Не дожидаясь разрешения, она вошла в служебную часть дежурки и доверительно наклонилась к майору:

— Мне неловко об этом говорить. Но… Произошло недоразумение. Этот молодой человек — мой любовник.

— Да ну? — удивился майор.

— Чему вы удивляетесь?

— Нет, это я так. Любовник, значит. Понимаю. Бывает, дело житейское. И что?

— Мы поссорились. Он и сорвал зло на моей машине — мне ее недавно подарил муж.

— А почему не на вас? Это было бы как-то… понятнее.

— Но он же воспитанный человек. Давайте на этом закончим. Никаких претензий у меня к нему нет. У вас, я надеюсь, тоже?

Она извлекла из сумочки стодолларовую купюру и рассеянно повертела ее в руках, словно не понимая, что это такое и что с этим делать. С таким же рассеянным видом, глядя в сторону, дежурный выдвинул нижний ящик письменного стола.
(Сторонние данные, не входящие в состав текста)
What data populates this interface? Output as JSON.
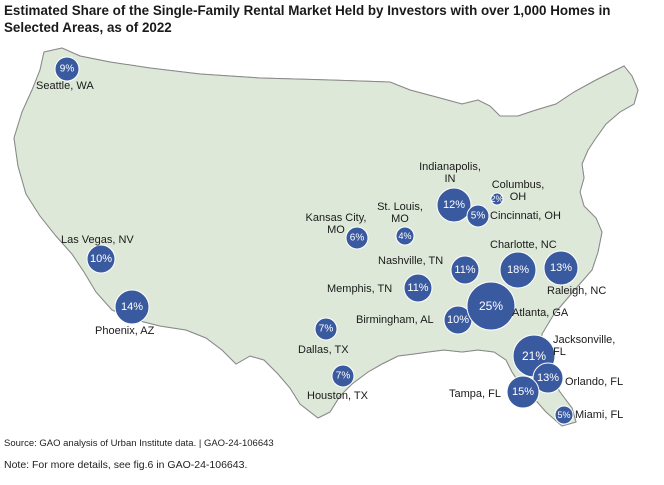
{
  "title": "Estimated Share of the Single-Family Rental Market Held by Investors with over 1,000 Homes in Selected Areas, as of 2022",
  "source": "Source: GAO analysis of Urban Institute data.  |  GAO-24-106643",
  "note": "Note: For more details, see fig.6 in GAO-24-106643.",
  "colors": {
    "land": "#dde8d9",
    "border": "#8a8a8a",
    "bubble": "#3a5aa0"
  },
  "markets": [
    {
      "id": "seattle",
      "pct": "9%",
      "label": [
        "Seattle, WA"
      ]
    },
    {
      "id": "lasvegas",
      "pct": "10%",
      "label": [
        "Las Vegas, NV"
      ]
    },
    {
      "id": "phoenix",
      "pct": "14%",
      "label": [
        "Phoenix, AZ"
      ]
    },
    {
      "id": "kansascity",
      "pct": "6%",
      "label": [
        "Kansas City,",
        "MO"
      ]
    },
    {
      "id": "stlouis",
      "pct": "4%",
      "label": [
        "St. Louis,",
        "MO"
      ]
    },
    {
      "id": "indianapolis",
      "pct": "12%",
      "label": [
        "Indianapolis,",
        "IN"
      ]
    },
    {
      "id": "columbus",
      "pct": "2%",
      "label": [
        "Columbus,",
        "OH"
      ]
    },
    {
      "id": "cincinnati",
      "pct": "5%",
      "label": [
        "Cincinnati, OH"
      ]
    },
    {
      "id": "charlotte",
      "pct": "18%",
      "label": [
        "Charlotte, NC"
      ]
    },
    {
      "id": "raleigh",
      "pct": "13%",
      "label": [
        "Raleigh, NC"
      ]
    },
    {
      "id": "nashville",
      "pct": "11%",
      "label": [
        "Nashville, TN"
      ]
    },
    {
      "id": "memphis",
      "pct": "11%",
      "label": [
        "Memphis, TN"
      ]
    },
    {
      "id": "birmingham",
      "pct": "10%",
      "label": [
        "Birmingham, AL"
      ]
    },
    {
      "id": "atlanta",
      "pct": "25%",
      "label": [
        "Atlanta, GA"
      ]
    },
    {
      "id": "dallas",
      "pct": "7%",
      "label": [
        "Dallas, TX"
      ]
    },
    {
      "id": "houston",
      "pct": "7%",
      "label": [
        "Houston, TX"
      ]
    },
    {
      "id": "jacksonville",
      "pct": "21%",
      "label": [
        "Jacksonville,",
        "FL"
      ]
    },
    {
      "id": "orlando",
      "pct": "13%",
      "label": [
        "Orlando, FL"
      ]
    },
    {
      "id": "tampa",
      "pct": "15%",
      "label": [
        "Tampa, FL"
      ]
    },
    {
      "id": "miami",
      "pct": "5%",
      "label": [
        "Miami, FL"
      ]
    }
  ]
}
Банкнота спланировала в него, как бы случайно выпав из руки. Майор коленом задвинул ящик и озабоченно поинтересовался:

— А если он снова… а?

— Он больше не будет, — успокоила его дама.

— Не будешь? — подозвав художника, строго спросил майор.
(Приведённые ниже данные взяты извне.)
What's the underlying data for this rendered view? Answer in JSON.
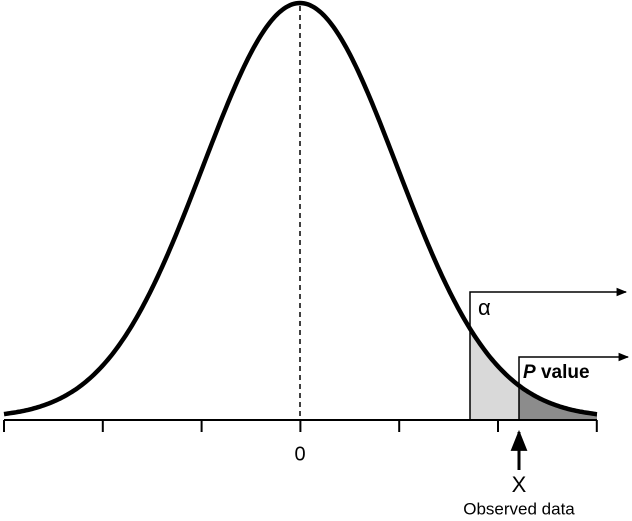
{
  "axis_label": "0",
  "alpha_label": "α",
  "p_value_label": {
    "symbol": "P",
    "word": "value"
  },
  "x_label": "X",
  "caption": "Observed data"
}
— Сажайте, суки! — завопил тот. — Ненавижу!

— Успокойся, милый. Господин майор, было очень приятно познакомиться с вами. — Дама уверенно взяла художника под руку. — Пойдемте, Иннокентий.
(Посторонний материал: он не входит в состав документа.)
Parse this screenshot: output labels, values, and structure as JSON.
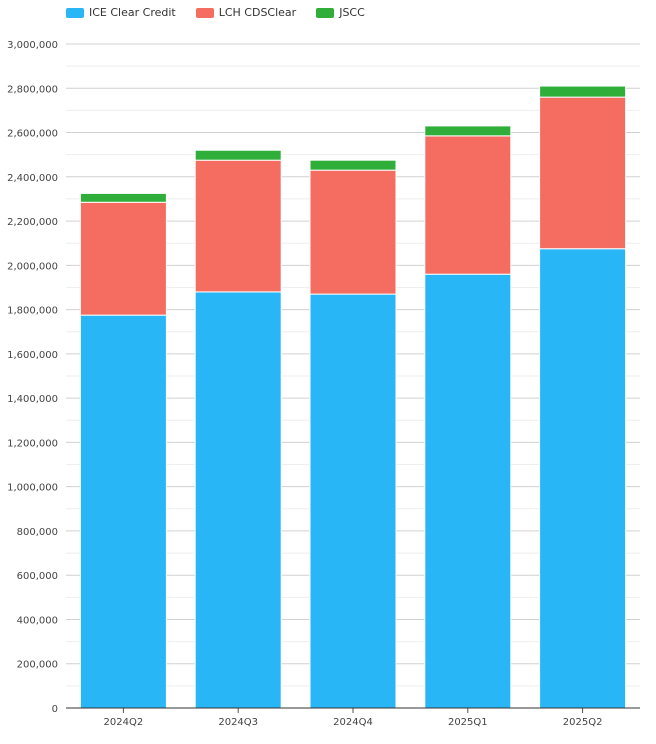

Они вышли. Дежурный посмотрел сквозь пыльное окно, как дама садится за руль «мазды» и открывает для художника вторую дверь. Озадаченно покачав головой и даже почесав в затылке, обратился к мужчине лет сорока в штатском, который на протяжении всего разговора молча сидел в углу дежурной комнаты и просматривал журналы задержаний, одновременно с любопытством наблюдая за происходящим:

— Ты понял, Мартынов? Во люди живут! Любовник — а как звать, не знает! Какой же он Иннокентий? Он Константин. Константин Егорычев!

* * *

Штатский был майором милиции Георгием Мартыновым, старшим оперуполномоченным МУРа, специализирующимся на расследовании преступлений сексуального характера — работал в «полиции нравов», как называли его и его сослуживцев на Петровке. Происшествие, свидетелем которого он стал, позабавило его и вскоре забылось.

Вспомнил он о нем только через полгода, когда прочитал в сводке информацию о том, что в квартире на улице Большие Каменщики обнаружен труп гражданина Егорычева Константина Ивановича, покончившего жизнь самоубийством — выстрелом в голову из пистолета «Таурус»…

* * *

— Ну, что. Не шедевр, но для начала сойдет, — оценил написанное Леонтьев. — Тебе, Паша, урок на завтра: место происшествия, труп. Лучше в виде милицейского протокола. Документ всегда придает достоверности.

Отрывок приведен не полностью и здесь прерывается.